Annual Crooked River fish survey results

Almost every year the Oregon Department of Fish & Wildlife electrofishes the Crooked River to estimate redband trout and whitefish abundance. Following the very low flows on the Crooked River last fall, the results of the survey this spring were eagerly anticipated. The numbers were better than feared but showed a decline.  Trout decreased by 20% from the prior year, mostly fish larger than 12″. Of course, larger fish are what anglers want to see. Additionally, the surviving larger fish had lower weights compared to the prior year indicating limited food availability.  Fish can move to find survivable habitat much more successfully than macroinvertebrates, so it makes sense. Whitefish declined by about 50%.  Plenty of anglers enjoy catching whitefish. Overall, the survey was bad news, but it could have been worse.

Here’s ODFW’s presentation to Central Oregon Flyfishers last week.

The graph on page 5 shows that the trout population is highly variable but is a little misleading. The peak years around 2014 are when thousands of steelhead fry were being planted in the river as part of the anadromous fish reintroduction program. The hypothesis is that many of these fry stayed in the river rather than migrate to the ocean (they ” residualized”). As you know, redband trout and native steelhead are essentially genetically identical and distinguishing a redband from a residualized steelhead based on quick visual inspection is impossible.

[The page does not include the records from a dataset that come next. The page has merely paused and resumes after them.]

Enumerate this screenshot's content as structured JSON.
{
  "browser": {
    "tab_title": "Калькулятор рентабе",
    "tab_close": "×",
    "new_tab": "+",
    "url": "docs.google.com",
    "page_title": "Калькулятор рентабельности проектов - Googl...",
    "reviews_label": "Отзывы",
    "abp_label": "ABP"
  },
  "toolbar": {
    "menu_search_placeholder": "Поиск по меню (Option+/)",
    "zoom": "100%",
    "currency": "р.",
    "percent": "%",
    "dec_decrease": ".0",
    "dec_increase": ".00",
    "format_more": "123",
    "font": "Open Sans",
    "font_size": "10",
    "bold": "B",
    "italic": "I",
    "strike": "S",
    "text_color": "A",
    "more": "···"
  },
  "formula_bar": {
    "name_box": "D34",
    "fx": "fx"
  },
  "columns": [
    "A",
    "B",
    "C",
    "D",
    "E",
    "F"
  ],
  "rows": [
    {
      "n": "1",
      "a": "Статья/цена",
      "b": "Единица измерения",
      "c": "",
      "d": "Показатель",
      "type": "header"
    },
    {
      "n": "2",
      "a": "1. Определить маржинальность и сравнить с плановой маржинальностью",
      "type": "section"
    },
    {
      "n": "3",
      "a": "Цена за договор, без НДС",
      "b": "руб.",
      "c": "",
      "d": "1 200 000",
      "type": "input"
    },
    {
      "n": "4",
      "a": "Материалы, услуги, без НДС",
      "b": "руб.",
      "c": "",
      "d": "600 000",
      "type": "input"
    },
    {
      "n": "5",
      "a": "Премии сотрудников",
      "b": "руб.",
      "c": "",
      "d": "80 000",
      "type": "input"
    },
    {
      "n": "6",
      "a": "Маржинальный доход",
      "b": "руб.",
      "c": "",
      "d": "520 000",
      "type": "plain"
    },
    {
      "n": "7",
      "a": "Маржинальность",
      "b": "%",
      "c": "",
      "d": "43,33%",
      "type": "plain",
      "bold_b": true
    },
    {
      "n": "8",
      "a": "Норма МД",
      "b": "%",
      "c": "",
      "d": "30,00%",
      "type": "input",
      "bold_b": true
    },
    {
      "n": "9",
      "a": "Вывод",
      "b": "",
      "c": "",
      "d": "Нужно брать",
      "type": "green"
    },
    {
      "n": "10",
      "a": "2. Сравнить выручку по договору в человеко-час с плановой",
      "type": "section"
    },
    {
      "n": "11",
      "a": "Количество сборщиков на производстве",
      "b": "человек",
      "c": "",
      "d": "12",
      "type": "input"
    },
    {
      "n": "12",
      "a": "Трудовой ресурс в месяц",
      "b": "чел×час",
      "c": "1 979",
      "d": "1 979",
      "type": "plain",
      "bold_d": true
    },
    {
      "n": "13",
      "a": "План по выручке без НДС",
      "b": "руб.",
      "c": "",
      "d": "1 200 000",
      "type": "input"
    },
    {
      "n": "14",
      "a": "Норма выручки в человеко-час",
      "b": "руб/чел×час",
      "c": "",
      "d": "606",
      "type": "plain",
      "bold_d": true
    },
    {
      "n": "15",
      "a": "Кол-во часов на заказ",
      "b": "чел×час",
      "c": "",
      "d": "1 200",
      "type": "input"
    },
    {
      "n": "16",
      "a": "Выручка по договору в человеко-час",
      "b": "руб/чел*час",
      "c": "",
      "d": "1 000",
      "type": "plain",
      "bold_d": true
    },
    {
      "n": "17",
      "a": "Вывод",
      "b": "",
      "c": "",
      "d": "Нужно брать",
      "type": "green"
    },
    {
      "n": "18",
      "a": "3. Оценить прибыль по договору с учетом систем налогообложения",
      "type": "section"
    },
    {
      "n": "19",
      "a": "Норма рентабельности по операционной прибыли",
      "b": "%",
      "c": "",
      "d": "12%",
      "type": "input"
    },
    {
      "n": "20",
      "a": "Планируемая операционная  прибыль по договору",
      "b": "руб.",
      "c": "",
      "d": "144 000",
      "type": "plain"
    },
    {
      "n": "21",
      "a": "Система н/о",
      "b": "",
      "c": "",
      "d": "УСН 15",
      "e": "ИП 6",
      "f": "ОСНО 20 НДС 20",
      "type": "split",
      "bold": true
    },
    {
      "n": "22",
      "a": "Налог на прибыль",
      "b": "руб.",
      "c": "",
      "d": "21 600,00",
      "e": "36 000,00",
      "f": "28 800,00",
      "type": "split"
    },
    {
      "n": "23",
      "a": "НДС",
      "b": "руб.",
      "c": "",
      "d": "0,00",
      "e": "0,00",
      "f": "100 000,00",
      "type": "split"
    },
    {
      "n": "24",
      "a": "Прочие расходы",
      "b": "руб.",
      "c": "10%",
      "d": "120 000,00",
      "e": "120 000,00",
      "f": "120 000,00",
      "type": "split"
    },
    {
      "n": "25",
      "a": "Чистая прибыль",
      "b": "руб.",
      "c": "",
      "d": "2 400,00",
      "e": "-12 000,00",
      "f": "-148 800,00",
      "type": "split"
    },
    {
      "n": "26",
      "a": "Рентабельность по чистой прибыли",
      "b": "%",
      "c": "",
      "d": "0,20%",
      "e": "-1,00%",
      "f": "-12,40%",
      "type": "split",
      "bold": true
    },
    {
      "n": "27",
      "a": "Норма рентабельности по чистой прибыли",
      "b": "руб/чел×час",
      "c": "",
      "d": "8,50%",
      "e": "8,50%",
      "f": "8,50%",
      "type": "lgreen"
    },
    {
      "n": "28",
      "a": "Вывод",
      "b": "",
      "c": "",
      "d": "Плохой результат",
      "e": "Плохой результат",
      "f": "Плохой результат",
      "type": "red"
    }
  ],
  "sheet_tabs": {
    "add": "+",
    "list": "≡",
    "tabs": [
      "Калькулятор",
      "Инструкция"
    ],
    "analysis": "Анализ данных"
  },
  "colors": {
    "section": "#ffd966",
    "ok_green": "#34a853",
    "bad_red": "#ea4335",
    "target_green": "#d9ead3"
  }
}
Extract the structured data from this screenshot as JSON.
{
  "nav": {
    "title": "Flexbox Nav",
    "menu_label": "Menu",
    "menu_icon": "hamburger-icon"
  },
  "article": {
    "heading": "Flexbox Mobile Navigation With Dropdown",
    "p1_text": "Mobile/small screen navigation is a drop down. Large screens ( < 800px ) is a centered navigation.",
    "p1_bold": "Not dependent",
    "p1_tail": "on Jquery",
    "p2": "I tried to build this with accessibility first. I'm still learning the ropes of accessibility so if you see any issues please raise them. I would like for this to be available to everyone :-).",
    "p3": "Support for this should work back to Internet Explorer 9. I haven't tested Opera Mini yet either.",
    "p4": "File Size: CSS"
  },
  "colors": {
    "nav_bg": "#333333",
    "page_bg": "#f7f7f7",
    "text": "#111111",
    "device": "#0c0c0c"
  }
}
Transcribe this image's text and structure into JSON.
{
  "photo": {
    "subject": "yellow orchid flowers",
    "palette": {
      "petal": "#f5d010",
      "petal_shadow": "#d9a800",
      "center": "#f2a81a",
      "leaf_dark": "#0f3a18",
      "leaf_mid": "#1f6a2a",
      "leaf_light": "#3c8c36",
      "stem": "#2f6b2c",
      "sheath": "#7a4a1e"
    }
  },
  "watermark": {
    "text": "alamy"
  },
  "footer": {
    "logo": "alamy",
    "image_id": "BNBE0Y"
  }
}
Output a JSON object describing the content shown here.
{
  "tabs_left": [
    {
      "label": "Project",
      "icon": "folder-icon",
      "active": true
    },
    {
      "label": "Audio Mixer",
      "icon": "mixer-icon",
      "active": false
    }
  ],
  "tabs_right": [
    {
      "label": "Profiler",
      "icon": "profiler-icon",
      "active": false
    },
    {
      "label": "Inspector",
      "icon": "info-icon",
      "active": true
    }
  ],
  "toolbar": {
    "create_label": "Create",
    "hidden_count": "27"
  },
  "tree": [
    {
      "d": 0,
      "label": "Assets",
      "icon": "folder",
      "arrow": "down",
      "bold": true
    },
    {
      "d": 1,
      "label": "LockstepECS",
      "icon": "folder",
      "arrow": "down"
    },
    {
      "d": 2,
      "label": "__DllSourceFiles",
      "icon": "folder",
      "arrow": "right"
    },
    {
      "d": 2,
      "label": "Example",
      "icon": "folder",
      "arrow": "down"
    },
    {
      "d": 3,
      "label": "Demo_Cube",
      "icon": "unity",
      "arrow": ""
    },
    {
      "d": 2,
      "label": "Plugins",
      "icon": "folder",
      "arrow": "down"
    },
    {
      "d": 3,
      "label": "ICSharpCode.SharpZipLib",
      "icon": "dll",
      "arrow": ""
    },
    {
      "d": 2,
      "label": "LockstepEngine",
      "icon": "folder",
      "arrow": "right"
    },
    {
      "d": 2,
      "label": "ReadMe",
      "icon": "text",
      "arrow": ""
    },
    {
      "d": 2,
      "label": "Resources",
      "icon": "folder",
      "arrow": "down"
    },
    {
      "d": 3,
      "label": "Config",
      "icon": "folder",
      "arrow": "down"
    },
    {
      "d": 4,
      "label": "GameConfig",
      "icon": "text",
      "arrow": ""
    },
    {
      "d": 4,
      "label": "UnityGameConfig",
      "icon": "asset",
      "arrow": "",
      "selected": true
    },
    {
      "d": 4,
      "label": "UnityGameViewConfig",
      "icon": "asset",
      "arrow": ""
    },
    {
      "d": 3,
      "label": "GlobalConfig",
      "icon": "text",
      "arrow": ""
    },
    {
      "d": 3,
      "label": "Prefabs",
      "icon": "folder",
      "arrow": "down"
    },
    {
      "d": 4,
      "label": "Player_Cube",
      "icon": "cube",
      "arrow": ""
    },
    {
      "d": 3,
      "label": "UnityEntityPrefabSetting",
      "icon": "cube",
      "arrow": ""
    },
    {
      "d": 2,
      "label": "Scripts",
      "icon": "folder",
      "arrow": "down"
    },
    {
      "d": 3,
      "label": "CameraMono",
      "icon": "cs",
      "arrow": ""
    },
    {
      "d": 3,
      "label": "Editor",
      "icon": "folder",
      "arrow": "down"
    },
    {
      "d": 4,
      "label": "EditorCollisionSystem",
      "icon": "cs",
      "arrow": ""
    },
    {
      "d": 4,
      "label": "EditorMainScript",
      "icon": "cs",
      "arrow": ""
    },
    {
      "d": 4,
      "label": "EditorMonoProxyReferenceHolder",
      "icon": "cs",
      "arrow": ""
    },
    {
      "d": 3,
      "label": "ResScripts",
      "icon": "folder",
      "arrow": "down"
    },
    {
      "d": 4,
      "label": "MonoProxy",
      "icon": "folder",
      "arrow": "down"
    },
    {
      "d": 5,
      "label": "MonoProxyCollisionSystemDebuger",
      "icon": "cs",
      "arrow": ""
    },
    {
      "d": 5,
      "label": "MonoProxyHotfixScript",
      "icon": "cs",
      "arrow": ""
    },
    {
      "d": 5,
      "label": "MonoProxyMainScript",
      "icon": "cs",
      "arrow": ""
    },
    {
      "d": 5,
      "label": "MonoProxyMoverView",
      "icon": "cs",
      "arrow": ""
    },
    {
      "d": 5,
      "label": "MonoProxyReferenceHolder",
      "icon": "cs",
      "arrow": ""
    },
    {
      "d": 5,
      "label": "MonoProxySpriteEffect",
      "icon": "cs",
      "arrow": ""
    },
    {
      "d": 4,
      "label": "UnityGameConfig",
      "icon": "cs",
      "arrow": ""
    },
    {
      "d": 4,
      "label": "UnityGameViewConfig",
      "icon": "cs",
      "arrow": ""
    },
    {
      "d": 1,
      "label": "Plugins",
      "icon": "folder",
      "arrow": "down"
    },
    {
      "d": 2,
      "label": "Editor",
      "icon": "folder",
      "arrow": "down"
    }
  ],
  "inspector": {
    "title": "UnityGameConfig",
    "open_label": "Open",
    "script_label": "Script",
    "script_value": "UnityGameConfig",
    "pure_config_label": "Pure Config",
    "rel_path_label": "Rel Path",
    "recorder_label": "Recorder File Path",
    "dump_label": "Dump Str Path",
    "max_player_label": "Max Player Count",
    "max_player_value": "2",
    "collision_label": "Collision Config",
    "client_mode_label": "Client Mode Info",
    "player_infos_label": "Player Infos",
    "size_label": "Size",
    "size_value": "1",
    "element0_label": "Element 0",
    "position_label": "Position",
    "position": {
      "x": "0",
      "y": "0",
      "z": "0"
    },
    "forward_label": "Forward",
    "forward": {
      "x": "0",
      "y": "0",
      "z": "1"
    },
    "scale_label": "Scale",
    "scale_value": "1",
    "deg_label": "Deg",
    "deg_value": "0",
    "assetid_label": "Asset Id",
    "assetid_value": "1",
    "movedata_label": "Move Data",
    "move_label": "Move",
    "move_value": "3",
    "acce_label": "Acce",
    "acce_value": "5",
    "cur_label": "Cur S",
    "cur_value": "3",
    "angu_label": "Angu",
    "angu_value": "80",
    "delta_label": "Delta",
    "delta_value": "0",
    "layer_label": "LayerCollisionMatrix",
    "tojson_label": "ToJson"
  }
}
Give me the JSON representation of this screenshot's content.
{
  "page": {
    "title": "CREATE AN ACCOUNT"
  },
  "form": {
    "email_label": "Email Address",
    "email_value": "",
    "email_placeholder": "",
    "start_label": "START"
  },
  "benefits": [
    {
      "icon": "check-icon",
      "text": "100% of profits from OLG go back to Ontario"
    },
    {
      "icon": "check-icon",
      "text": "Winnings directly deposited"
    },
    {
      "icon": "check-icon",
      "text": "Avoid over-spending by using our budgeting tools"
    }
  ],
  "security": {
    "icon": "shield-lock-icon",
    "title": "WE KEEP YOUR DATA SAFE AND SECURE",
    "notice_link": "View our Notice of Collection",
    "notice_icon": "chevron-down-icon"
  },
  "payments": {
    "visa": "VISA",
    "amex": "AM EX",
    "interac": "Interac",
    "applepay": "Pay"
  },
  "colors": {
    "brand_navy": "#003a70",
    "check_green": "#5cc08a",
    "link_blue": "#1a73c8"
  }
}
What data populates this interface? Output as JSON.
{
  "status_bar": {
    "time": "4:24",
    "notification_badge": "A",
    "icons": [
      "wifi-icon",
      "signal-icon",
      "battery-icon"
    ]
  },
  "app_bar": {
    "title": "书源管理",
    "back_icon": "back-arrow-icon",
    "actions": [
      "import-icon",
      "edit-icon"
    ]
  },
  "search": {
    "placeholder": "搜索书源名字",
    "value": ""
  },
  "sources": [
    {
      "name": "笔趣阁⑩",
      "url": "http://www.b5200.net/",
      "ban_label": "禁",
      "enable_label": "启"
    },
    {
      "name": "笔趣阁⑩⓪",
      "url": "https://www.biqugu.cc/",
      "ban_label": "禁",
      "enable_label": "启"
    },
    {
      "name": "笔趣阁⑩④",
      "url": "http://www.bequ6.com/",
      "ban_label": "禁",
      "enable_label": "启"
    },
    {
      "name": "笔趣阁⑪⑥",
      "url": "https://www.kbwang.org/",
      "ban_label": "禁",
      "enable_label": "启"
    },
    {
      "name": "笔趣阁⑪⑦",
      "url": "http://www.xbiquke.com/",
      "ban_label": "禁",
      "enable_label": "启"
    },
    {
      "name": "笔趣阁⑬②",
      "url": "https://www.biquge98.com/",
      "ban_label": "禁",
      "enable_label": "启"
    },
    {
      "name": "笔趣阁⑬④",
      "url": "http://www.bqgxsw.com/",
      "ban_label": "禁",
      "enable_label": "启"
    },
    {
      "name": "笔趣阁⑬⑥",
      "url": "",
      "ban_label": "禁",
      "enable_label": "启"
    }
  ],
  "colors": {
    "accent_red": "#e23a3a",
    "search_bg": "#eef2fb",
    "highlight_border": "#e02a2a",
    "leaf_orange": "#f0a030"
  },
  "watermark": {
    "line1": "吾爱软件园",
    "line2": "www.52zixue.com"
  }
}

Slides 6 through 14 use millimeters as the unit of measurement. 12″ is about 305mm. Be sure to look at the dates on the slides, some show data from June 2022, others add October 2022, and some add June 2023. Slide 8 shows all 3 years and graphically illustrates the decline in larger trout this year. Slide 14 shows the drop in weight in larger trout this year compared to last year. Weights are not taken for whitefish.